10 ways to reduce inventory and improve service – part 1
This was prompted by a question on the CILT’s eDiscussion forum. I thought the topic deserved a little more room for explanation, so here are my top ten tactics for simultaneous inventory reduction and service improvement. I have divided this into two posts – five tactics today, the next five coming up in part 2.
Perhaps the question should have been phrased in terms of reducing supply chain cost rather than just reducing inventory, but as typical total holding costs for inventory are about 30-35% of valued stock per annum, it’s not a bad start.
1. Reduce lead times
This will allow a downward adjustment of safety stocks, and an improvement in availability. If supplier lead times can be reduced to below the required lead time to the customer, this will remove the requirement to hold stock altogether. Halving lead time should reduce safety stocks by about 30% for the same availability.
For retail supply chains with long lead times and short season cycles, buying decisions are often limited to an initial purchase generated “in the dark” (al buio as they say at Gucci) – before any customers have bought the products. Reducing lead times so that there is time for a further top-up order early in the season when real demand has been measured can have a dramatic effect.
Remember that not all lead time is due to the supplier: it also includes the time to raise an order, the time to book stock in, and half the order review cycle. If stocks are checked on a weekly cycle for reorder, that’s 2½ working days of lead time – check daily and that comes down to ½ a day.
Other candidates for reduction are transport times and associated customs delay – resourcing to a less remote but higher unit cost supplier may lead to lower total supply chain costs, certainly lower inventories. Working closely with a supplier can also remove administrative delays at their end. Because much manufacturing lead time is accounted for by order queuing effects, choosing a production site that operates with more spare capacity will also help.
2. Improve reliability of supply
Unreliable supply is one of the reasons for holding safety stocks: if delivery is guaranteed on the due date then safety stock can be reduced to that needed to cover common-cause variability of demand.
A good start is sharing demand, forecast and stock positions with suppliers – transparency of information throughout the supply chain improves reliability and mitigates Bullwhip/Forrester effects (as anyone who has played the Beer Game can testify). This need not be terribly high tech – I have done this very successfully with a weekly dump from legacy mainframe into preformatted spreadsheets that were then emailed to suppliers. With regular telephone reviews and meetings this can have a powerful effect in reducing supply chain failures.

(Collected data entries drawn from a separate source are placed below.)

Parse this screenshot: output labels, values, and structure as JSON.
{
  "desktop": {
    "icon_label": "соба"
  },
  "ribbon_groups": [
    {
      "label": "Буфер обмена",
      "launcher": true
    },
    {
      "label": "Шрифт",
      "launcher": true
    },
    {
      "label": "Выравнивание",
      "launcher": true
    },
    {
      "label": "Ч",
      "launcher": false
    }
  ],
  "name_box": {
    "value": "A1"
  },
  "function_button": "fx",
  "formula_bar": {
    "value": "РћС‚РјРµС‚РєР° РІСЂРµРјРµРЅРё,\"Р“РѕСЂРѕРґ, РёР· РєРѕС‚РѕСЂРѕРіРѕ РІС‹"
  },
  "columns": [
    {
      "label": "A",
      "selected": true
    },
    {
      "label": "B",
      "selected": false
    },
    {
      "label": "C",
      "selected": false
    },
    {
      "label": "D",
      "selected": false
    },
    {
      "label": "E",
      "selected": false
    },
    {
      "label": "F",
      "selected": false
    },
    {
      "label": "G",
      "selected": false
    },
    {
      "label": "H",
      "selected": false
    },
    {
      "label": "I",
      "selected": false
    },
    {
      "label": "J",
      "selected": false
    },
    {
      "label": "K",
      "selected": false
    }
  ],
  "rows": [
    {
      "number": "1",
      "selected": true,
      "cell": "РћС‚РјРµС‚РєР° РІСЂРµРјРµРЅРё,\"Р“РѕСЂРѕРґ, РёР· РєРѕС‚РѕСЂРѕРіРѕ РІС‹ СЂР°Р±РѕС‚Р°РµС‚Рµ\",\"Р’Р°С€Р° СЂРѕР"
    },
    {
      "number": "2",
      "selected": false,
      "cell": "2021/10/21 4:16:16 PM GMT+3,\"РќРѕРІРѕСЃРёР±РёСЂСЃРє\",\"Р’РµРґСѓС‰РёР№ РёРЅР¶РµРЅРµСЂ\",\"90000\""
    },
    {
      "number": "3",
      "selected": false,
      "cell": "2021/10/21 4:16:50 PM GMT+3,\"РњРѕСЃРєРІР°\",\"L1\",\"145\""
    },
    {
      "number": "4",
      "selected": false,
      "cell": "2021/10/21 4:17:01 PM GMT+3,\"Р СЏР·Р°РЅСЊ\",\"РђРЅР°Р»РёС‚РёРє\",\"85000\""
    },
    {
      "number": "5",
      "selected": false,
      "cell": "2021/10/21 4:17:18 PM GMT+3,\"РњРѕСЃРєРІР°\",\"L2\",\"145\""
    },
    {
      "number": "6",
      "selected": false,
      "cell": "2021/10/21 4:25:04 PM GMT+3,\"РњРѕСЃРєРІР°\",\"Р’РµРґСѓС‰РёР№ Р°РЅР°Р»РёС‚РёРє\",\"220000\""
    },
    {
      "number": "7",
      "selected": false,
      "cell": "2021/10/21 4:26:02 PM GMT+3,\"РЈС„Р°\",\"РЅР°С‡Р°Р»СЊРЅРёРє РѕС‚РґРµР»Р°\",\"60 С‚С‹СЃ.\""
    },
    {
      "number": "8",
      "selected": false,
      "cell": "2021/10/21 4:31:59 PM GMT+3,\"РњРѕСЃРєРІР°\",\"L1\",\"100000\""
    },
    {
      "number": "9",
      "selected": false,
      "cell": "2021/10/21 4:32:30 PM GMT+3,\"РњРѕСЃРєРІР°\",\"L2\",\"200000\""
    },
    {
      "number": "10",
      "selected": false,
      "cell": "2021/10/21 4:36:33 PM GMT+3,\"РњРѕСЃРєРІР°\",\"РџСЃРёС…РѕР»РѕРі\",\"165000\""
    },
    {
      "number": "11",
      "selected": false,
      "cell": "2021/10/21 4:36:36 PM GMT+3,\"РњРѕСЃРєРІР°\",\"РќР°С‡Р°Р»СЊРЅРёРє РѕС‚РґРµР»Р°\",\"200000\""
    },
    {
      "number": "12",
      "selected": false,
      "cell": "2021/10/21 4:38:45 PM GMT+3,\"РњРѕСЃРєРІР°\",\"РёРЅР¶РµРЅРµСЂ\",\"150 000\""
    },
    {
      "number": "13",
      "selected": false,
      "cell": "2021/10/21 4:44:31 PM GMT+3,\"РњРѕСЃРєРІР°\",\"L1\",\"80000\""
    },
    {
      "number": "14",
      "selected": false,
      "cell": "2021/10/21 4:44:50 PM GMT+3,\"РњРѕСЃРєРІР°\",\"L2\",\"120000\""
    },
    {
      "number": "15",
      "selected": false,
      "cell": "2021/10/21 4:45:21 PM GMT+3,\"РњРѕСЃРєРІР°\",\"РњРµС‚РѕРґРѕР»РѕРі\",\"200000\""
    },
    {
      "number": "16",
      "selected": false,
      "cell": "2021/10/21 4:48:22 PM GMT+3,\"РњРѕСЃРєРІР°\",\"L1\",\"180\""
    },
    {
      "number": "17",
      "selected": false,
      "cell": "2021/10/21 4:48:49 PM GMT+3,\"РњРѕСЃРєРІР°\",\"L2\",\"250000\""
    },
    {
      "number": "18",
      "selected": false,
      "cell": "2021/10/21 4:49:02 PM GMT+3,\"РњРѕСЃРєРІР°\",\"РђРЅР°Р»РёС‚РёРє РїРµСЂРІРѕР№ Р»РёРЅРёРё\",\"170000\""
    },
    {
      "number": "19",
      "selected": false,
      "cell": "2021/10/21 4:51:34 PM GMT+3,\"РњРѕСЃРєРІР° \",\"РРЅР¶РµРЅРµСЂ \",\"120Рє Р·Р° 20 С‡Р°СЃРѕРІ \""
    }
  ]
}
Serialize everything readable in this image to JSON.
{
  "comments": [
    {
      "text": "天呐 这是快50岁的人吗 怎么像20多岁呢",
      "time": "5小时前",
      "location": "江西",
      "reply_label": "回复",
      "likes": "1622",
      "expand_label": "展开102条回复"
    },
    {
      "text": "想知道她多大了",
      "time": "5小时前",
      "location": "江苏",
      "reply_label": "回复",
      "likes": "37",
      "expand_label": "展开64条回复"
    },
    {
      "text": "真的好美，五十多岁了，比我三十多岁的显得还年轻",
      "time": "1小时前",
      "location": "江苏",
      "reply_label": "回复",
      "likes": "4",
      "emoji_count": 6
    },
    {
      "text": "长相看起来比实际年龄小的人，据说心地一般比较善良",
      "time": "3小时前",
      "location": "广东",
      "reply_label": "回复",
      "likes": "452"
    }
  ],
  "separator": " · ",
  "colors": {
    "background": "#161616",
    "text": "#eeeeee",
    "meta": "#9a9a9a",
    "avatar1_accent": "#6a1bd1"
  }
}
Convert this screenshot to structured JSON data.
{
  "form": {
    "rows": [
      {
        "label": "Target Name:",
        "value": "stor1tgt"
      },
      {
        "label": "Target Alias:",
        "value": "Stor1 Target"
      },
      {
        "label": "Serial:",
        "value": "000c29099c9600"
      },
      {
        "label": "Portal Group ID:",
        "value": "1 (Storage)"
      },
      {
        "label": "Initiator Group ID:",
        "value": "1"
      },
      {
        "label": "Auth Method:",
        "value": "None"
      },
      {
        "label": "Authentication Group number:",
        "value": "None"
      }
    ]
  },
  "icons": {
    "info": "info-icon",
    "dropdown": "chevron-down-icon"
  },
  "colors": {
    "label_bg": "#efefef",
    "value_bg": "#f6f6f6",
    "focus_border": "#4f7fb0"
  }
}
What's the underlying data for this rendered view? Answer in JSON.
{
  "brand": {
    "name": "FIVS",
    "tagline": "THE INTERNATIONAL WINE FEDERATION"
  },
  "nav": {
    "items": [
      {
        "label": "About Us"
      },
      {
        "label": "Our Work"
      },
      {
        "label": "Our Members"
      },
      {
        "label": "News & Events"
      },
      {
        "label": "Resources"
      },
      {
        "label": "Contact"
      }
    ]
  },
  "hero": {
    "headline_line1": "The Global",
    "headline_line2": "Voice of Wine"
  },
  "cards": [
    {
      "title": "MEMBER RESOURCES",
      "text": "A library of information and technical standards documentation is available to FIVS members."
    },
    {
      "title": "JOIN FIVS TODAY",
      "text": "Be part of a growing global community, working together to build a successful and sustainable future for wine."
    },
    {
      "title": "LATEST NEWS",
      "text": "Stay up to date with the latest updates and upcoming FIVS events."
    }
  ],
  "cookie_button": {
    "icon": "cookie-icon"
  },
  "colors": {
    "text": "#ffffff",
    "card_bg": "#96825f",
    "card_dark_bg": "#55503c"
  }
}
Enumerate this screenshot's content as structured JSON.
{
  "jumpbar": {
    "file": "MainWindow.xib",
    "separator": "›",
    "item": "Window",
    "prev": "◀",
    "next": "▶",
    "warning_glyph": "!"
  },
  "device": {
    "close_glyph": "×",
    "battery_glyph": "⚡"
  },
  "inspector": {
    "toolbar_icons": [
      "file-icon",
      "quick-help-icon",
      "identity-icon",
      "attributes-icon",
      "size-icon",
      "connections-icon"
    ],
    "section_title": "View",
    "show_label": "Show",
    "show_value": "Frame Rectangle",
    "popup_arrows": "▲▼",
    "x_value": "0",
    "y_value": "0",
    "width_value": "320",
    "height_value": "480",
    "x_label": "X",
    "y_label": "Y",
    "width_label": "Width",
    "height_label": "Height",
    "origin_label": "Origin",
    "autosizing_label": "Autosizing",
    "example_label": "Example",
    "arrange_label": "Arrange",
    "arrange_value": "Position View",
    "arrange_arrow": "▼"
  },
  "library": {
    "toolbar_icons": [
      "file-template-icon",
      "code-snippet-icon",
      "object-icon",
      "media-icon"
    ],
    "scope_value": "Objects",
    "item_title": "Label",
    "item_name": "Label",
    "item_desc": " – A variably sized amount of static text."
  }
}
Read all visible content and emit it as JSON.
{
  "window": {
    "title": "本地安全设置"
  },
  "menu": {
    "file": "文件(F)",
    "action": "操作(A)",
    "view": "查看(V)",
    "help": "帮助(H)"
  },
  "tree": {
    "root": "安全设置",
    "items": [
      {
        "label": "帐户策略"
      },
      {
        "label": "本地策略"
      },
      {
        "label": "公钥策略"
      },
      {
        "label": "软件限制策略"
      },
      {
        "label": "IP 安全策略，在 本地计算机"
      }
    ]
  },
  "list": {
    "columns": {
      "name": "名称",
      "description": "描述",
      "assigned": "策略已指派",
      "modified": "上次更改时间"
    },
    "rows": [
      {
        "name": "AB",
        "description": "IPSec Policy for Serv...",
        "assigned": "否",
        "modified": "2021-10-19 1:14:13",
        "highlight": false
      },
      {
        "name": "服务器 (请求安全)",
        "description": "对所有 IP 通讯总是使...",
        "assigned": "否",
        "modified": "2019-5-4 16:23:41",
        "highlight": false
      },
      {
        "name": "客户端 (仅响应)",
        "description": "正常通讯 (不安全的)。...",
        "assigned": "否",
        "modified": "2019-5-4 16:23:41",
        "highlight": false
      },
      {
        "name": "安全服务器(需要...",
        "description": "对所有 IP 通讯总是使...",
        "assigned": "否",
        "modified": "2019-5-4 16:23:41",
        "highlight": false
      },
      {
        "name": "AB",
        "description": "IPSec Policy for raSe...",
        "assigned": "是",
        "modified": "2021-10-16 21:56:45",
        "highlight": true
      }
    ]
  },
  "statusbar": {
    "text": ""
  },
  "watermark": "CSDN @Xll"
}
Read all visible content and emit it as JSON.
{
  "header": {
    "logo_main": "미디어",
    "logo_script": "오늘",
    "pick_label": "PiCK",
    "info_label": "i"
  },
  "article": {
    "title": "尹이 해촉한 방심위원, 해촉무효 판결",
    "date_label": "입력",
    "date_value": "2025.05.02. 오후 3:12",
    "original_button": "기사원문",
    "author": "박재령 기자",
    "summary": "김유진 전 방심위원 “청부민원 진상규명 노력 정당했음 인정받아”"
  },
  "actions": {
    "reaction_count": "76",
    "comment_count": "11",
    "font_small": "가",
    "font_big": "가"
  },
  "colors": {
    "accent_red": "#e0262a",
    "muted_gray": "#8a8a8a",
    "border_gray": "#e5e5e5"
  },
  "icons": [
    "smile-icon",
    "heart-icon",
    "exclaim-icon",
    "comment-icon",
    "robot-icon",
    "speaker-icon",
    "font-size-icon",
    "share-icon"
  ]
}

Another way of helping the supplier deliver more reliably is to place a smoother order schedule. A forecast method that doesn’t react wildly to short-term changes in demand helps, as does a sensible order quantity calculation.
3. Order more frequently
Order little and often: this reduces the cycle stock. Ordering twice as often will halve the cycle stock. There is a cost: each order comes with an administration overhead and a labour cost to receive the goods. The former can be mitigated with automation and management by exception.
The other benefit of this is to reduce the Bullwhip/Forrester effect – a phenomenon in which small variations in demand get amplified up the supply chain. This is a frequent cause of excess stock in supply chains. In this case it helps the supplier – his stock levels should be lower (and should be able to offer a more reliable and lower cost service as a result). This more than compensates for the smoothing effect that larger orders have where demand is stable.
4. Expedite more effectively
Solving supply chain failure quickly – or, better, resolving a potential failure before it happens – will improve service. I used to work with an automotive spares business that achieved about 96% availability from stock to its dealer network. It had clever forecasting and stock policies, but it also had a slick event management system that highlighted potential stock-outs.
Strong relationships with suppliers meant that the expediting process alone was able to contribute 1% point to availability. Without that, availability would have been at 95% – or put another way, good expediting reduced service failure by 20%.
Another lesson I learnt there was the power of passing good information to the customer. So where there was a shortage, the expediters produced good quality ETAs (Estimated Time of Arrival) that were not only used in planning, but also communicated directly to customers. Even if this doesn’t prevent a service failure, it can sometimes alter the customers’ perceptions of that failure.
5. Forecast more accurately
I have written about this before in my post Best forecasting method for your supply chain. Better forecasting means lower safety stocks and/or higher levels of availability. It also means a reduced exposure to excess and obsolete stock risk (a large contributor to the holding cost of stock in most businesses).
- Simple methods often work best (because tuning complicated forecast models to work well over large ranges is problematic).
- Use robust statistics by capping exceptional demands before using the demand history to forecast.
- Use demand rather than sales to forecast where possible.
- Manage new product introduction and end of life carefully.